Back in the late seventies and early eighties, the company I worked for made 8-track raw decks for the Ford Motor Company to put in their automobile radios.
My partner and I were the line techs and became expert at all sorts of things with this format. Sometimes we would sit at the end of the line with our own test set-ups to identify particular problems with the decks.
I remember that shortly after we started there (both on the same day), they were having problems with flutter and the combined wisdom of the place was that it was the belts. Trouble was was that a lot of these decks were rejected time after time after the belts were replaced. They were all sitting in roll-around shelves and they didn't know what they were going to do with them.
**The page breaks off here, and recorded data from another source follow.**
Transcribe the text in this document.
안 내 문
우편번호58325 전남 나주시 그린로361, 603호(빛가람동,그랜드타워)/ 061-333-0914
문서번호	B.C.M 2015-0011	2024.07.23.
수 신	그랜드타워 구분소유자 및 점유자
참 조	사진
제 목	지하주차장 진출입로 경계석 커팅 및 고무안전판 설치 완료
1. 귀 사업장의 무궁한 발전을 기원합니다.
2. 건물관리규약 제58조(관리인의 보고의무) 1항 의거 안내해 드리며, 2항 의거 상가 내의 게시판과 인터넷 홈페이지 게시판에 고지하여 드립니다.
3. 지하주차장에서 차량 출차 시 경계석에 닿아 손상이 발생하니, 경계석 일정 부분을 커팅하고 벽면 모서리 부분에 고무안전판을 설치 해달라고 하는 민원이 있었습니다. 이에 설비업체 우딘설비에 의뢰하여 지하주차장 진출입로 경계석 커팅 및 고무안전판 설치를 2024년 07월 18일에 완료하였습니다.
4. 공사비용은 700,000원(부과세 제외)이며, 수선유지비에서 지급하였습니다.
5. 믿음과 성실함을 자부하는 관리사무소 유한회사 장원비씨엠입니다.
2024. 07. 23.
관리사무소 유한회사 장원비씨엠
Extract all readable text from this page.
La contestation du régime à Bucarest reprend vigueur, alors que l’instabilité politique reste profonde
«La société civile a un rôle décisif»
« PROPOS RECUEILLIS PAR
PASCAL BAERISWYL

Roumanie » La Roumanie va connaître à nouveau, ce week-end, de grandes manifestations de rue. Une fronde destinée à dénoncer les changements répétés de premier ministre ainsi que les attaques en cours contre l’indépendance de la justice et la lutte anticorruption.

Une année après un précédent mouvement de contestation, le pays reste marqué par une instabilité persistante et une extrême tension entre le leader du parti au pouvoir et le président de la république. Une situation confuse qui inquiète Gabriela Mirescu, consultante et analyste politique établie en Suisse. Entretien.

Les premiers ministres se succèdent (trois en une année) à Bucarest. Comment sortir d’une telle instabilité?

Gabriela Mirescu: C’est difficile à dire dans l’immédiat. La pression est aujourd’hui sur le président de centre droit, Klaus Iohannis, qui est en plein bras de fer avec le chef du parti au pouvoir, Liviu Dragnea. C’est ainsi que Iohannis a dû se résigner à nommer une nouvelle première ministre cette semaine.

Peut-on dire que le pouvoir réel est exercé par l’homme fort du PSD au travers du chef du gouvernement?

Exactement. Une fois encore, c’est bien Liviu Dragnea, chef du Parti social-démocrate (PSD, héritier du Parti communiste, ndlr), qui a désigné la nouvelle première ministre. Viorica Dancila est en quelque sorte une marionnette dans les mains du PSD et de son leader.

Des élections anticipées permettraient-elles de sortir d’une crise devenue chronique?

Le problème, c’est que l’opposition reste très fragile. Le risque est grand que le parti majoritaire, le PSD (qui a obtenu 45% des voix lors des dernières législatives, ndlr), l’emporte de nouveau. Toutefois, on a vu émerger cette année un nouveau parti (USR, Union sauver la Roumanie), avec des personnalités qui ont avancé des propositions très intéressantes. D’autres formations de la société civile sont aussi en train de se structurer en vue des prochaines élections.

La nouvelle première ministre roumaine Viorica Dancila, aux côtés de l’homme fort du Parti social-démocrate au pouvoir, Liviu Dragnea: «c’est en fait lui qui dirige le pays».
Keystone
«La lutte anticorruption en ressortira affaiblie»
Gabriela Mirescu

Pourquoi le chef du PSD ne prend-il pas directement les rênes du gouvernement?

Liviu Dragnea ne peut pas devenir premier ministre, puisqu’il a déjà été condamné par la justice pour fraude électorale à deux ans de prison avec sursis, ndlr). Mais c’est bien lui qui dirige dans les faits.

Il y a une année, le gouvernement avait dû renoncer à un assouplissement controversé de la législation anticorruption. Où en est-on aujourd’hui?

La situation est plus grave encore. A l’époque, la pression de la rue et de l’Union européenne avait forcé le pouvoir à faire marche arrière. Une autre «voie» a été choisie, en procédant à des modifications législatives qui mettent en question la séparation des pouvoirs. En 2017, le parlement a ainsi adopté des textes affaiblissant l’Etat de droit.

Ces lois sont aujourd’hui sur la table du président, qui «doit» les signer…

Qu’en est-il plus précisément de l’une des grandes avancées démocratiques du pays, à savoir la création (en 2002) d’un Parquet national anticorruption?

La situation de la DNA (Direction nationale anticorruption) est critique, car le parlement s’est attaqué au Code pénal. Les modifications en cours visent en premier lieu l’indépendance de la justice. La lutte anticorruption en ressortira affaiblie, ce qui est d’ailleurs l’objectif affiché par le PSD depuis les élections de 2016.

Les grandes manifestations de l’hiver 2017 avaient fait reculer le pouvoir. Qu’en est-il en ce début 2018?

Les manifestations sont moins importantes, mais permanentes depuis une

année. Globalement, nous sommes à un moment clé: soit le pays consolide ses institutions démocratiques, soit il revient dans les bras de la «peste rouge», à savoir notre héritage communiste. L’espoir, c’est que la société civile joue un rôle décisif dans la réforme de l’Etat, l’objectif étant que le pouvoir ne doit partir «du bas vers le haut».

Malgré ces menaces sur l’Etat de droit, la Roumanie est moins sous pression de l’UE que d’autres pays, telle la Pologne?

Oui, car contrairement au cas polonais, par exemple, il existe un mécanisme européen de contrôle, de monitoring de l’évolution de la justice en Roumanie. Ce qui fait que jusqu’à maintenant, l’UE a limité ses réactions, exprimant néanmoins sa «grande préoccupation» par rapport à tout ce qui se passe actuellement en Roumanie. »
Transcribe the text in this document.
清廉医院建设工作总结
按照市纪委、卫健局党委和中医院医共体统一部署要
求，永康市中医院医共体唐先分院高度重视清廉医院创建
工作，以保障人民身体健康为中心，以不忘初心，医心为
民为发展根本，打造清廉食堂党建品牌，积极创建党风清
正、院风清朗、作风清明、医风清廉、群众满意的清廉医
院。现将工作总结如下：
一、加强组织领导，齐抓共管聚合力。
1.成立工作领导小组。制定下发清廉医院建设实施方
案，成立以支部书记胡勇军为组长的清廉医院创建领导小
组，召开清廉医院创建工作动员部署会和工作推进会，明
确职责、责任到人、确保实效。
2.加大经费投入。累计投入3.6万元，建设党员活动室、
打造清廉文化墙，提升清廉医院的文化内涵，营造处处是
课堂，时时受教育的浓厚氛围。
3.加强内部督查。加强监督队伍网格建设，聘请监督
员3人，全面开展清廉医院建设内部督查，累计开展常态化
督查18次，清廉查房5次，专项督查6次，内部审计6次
We set up at the end of the line and analyzed each reject deck and were able to tell whether it was the belt, flywheel bearing, tape stripper, etc. that was the cause. A guy came down the line one day and grilled us about how we were so sure such and such caused the flutter. I guess we were kind of smart-assy with our answers (the key was the percentage of flutter and cyclic action) and when he walked back up to the office, one of the line gals said "Do you guys know who you were talking to?" We just thought he was maybe some production engineer. She said, "That was the plant manager" and we thought "Oh oh, there goes our jobs." Instead, after all of these shelves were cleared of reject decks (having been repaired and passed) within a week, we both got promoted.
Turned out that he was a no nonsense kind of guy and liked our gung-ho approach.
Anyway, when the company closed the plant here in 2001 and I lost my job, they let me keep a complete quadraphonic deck/radio that I had brought back from Toronto years earlier. I have yet to hook it up though.
I once had a 8-track set-up in my car with an amp, 8 inch woofers, etc. and a friend of mine couldn't believe it was 8-track. He said, "It's all there." Of course, I made my own tapes from test tapes we had that had gotten out of spec. The mechanism in these was very good, unlike the dreck of most commercial tapes. I still have all of these.
The key to the longevity of an 8-track is the tension on the tape. Too often, in commercial tapes, the tape pack tightens up and the tension gets too high and breakage occurs. You can fix this by undoing the splice, unwinding the tape a few turns, resplicing, and turning the pack until the slack is absorbed by the pack.